We have $2012$ sticks with integer length, and sum of length is $n$. We need to have sticks with lengths $1,2,....,2012$. For it we can break some sticks ( for example from stick with length $6$ we can get $1$ and $4$). For what minimal $n$ it is always possible?
Problem
Source: St Petersburg Olympiad 2012, Grade 9, P7
Tags: combinatorics, number theory
Vrangr
29.09.2017 16:30
RagvaloD wrote: We have $2012$ sticks with integer length, and sum of length is $n$. We need to have sticks with lengths $1,2,....,2012$. For it we can break some sticks ( for example from stick with length $6$ we can get $1$ and $4$). For what minimal $n$ it is always possible? Shouldn't we be able to get $2$ and $4$ from a stick of length $6$, or am I missing something?
RagvaloD
29.09.2017 16:33
rd1452002 wrote: RagvaloD wrote: We have $2012$ sticks with integer length, and sum of length is $n$. We need to have sticks with lengths $1,2,....,2012$. For it we can break some sticks ( for example from stick with length $6$ we can get $1$ and $4$). For what minimal $n$ it is always possible? Shouldn't we be able to get $2$ and $4$ from a stick of length $6$, or am I missing something? Yes, but if we need only $4$ and $1$ we can throw out 1 segment.
arvindf232
01.04.2018 16:00
Straight forward problem. $n$ must be at least $ 2012*2011+1 $, otherwise we can just take 2012 sticks of 2011, and clearly we don't get a any 2012 length stick. After taking off the length 2012, the remaining is 2011 sticks of total length at least $2012*2010+1$ , which is greater than $2011*2010+1$. We can thus similarly obtain a stick of 2011. We can complete obtaining the sticks through induction.
Pathological
24.05.2019 00:40
@above No not quite, since "After taking off the length $2012$" seems to assume that there exists a stick of length exactly $2012$. Pigeonhole tells us that there is a stick with length at least $2012$, but not exactly $2012.$ If the stick has length strictly greater than $2012$, then after removing the length $2012$ section we're still left with some extra bit, which means the number of sticks is still $2012$, and so we can't apply the inductive hypothesis (we'd require there to be $2011$ sticks). Fortunately, only a small tweak is required to fix that .

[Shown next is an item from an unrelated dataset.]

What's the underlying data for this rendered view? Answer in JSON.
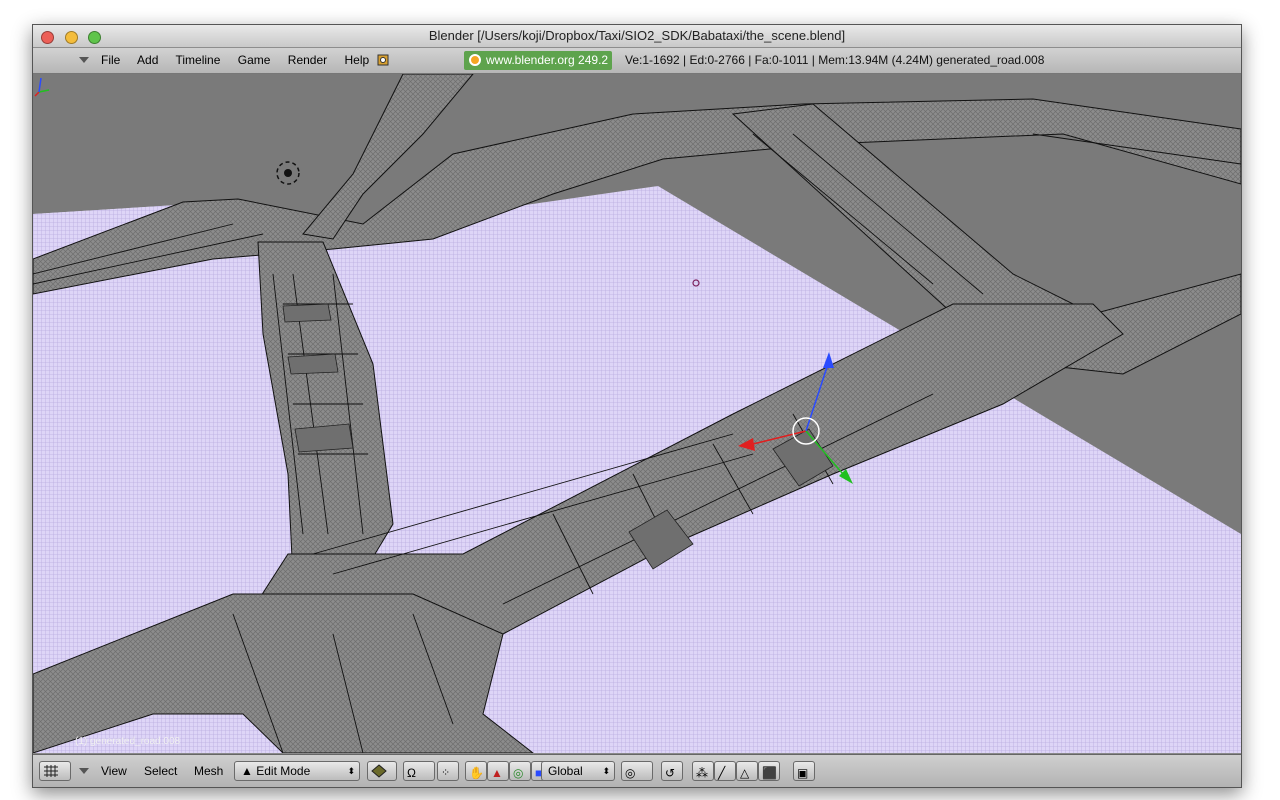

Do as arvindf232 did to show that $n \ge 2012^2 - 2012 + 1.$ Now, we'll show by strong induction that if $n$ sticks have total length $n^2 - n + 1$, then we can split them and toss out some scraps as needed in such a way as to produce sticks of lengths $1, 2, \cdots, n.$ When $n = 1$, this is obvious.
Suppose that it holds for $n \le k$.
When $n = k+1$, we have $k+1$ sticks of total length $k^2 + k + 1$ and wish to split them and discard some pieces to obtain sticks of lengths $1, 2, \cdots, k+1$. If there is a stick of length exactly $k+1$, then we can do as arvindf232 did. Otherwise, consider the stick of the longest length $\ell > k+1$ (we know it's $>k+1$ by Pigeonhole). Since the sum of lengths of the other $k$ sticks is $< (k^2 + k + 1) - (k+1) = k^2$, there is one of length $m \le k-1.$ Hence, cutting a section of length $k+1$ from the length $\ell$ one (to fulfill the $k+1$-length stick requirement) and scrapping the length $m$ one (so that there are $k$ sticks now, of lengths $\ell-(k+1)$ and all of the $k-1$ sticks other than the length $\ell$ and the length $m$ one), we can now successfully apply the inductive hypothesis since $k^2 + k + 1 - (k+1) - m \ge k^2 + k + 1 - (k+1) - (k-1) = k^2 - k + 1,$ completing the induction.
$\square$